Spring is in the air and what does all this mean? It means sweet summer is right around the corner with freshness and new beginnings…. Yup, I am the mom of a groom! So this little blog will be all about fun wedding shower ideas and themes and some great and SWEET treats, like lemon syrup, for you to make in the summer months.
The theme for the wedding was “The Main Squeeze” and yes it was all things lemons and citrus! So. Much. Fun.
As I was chalking and preparing for all the décor, I also added in great citrus recipes and the sweetest table was the lemonade bar! We had the plain jane lemonade, the pink strawberry lemonade and the super yummy blueberry lemonade. And of course, we were in GA, so there had to be sweet tea abundantly! All of this yumminess was amazing, but if you just top off any of those drinks with a little lemon syrup, you would think you were in heaven!
So let me share with you about this lemon syrup that makes all things heavenly…
As I was squeezing the 10 pounds of lemons, I was saddened because I saw such potential in those bright yellow lemon rinds. I could and should have zested all of that yumminess and used the zest in the muffins and the cakes along with freezing some of it for the future uses with chicken and pork, but I didn’t have the time this time. So I was so sad to get rid of it. I used this amazing juicer attachment to make juicing the lemons easier.

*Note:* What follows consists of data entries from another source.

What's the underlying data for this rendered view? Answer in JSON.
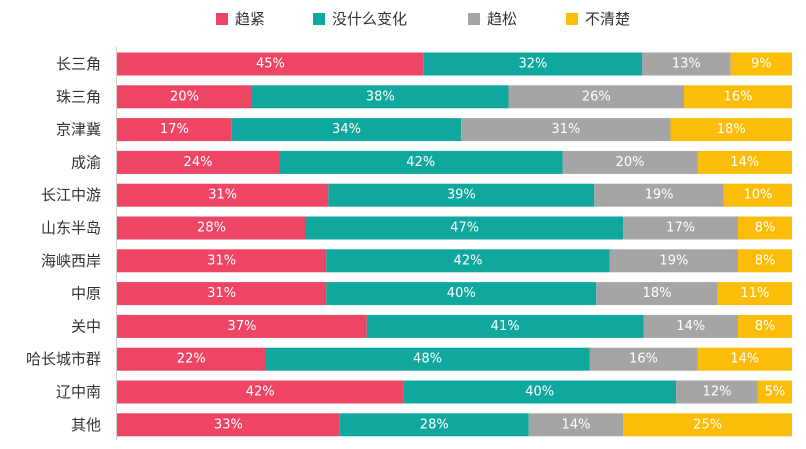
{
  "chart_data": {
    "type": "bar",
    "orientation": "horizontal",
    "stacked": "100%",
    "categories": [
      "长三角",
      "珠三角",
      "京津冀",
      "成渝",
      "长江中游",
      "山东半岛",
      "海峡西岸",
      "中原",
      "关中",
      "哈长城市群",
      "辽中南",
      "其他"
    ],
    "series": [
      {
        "name": "趋紧",
        "color": "#ef4565",
        "values": [
          45,
          20,
          17,
          24,
          31,
          28,
          31,
          31,
          37,
          22,
          42,
          33
        ]
      },
      {
        "name": "没什么变化",
        "color": "#10a89e",
        "values": [
          32,
          38,
          34,
          42,
          39,
          47,
          42,
          40,
          41,
          48,
          40,
          28
        ]
      },
      {
        "name": "趋松",
        "color": "#a5a5a5",
        "values": [
          13,
          26,
          31,
          20,
          19,
          17,
          19,
          18,
          14,
          16,
          12,
          14
        ]
      },
      {
        "name": "不清楚",
        "color": "#fbbd08",
        "values": [
          9,
          16,
          18,
          14,
          10,
          8,
          8,
          11,
          8,
          14,
          5,
          25
        ]
      }
    ],
    "value_suffix": "%",
    "xlim": [
      0,
      100
    ],
    "legend_position": "top",
    "grid": false
  }
}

So off to plan B—lemon syrup.
Since there was so much goodness still in those rinds, I cut them into 2” chunks and placed them in a stainless steel bowl. You can also use glass, but the plastic doesn’t work as well for some weird reason. If you know why, let me know! Anyways, after placing the pulp from the juicing and the rinds in the large bowl, cover the rinds (about 16 lemons worth) with 3 cups of cane sugar. Mix those lovelies up with a spoon and cover with a clean towel. Let them just sit and stew a bit. Like for 6-8 hours. Stir them throughout the day. They will start making this delectable treat all by themselves.
The hardest part is when you actually strain the syrup.

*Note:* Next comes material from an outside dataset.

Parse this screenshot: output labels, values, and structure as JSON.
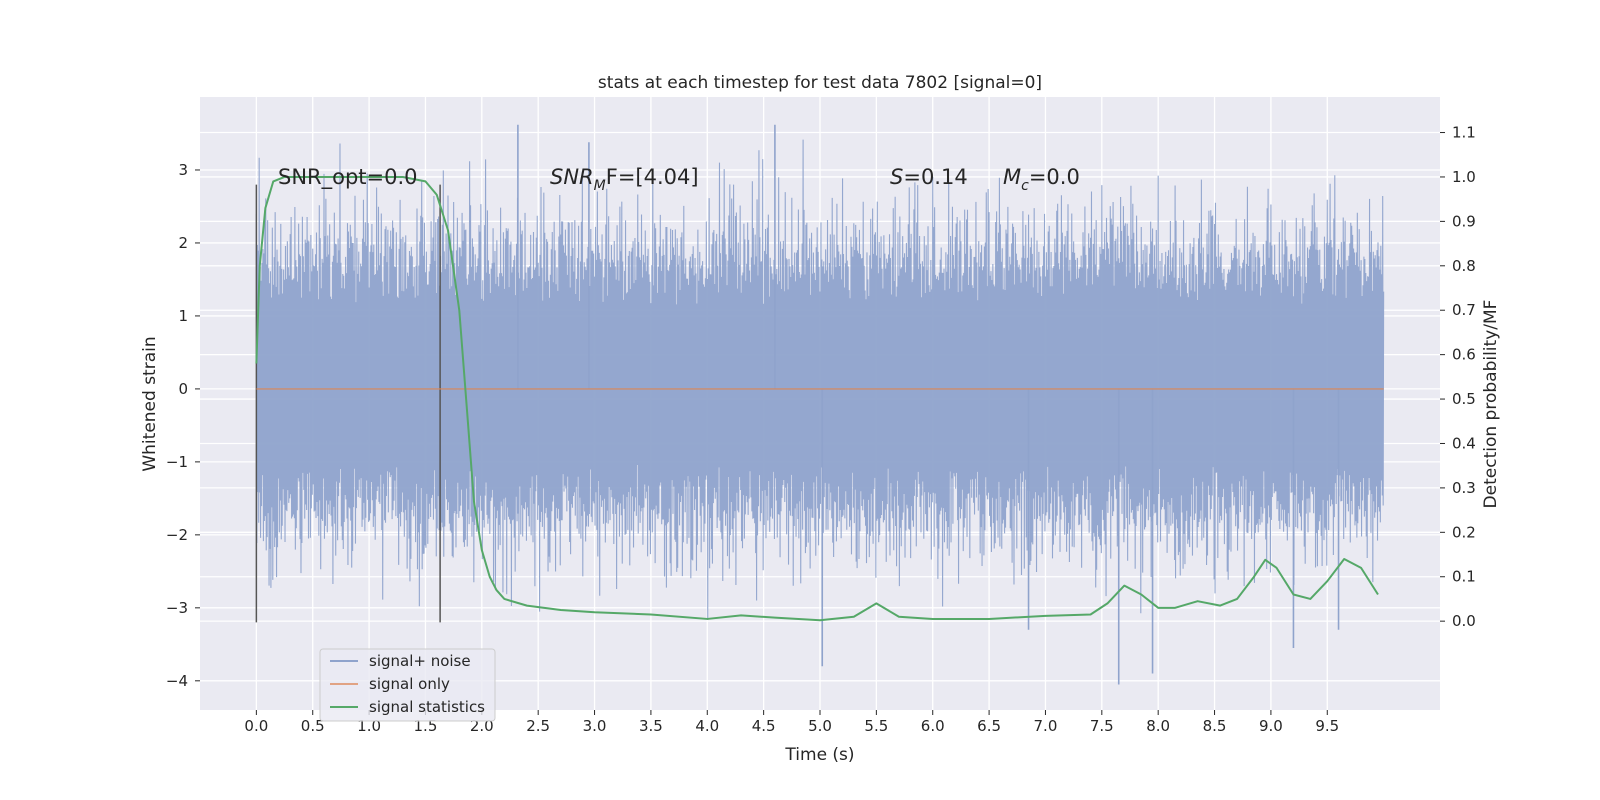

Using a cheesecloth over a bowel, pour some of the syrup and pieces of lemon rinds over the cloth. Then, twist the cloth to a pocket and simply use your hands to wring the syrup from the rinds. It is so amazing at how juicy these beauties become!
Pour the fresh syrup into glass stopper jars and place in the refrigerator. They can stay in the fridge for 4-6 months—but I can tell you that it won’t last that long as it is so yummy! These are the jars I used for this recipe.
The best step is the one which comes after ALL of the rinds are squeezed and your hands are still messy—LICK YOUR FINGERS! I am telling you that this is the sweet amazement of goodness—sweet and tart, it makes ya just want to pucker up and decide what you will pour this goodness over!
I would love to hear how you used your lemon syrup!
Was it on a lemon garlic chicken meal? A pork chop meal? A pound cake or some other sweet treat? Or did you simply enjoy it daily in your iced tea as you begin to enjoy the hazy, lazy days of summer?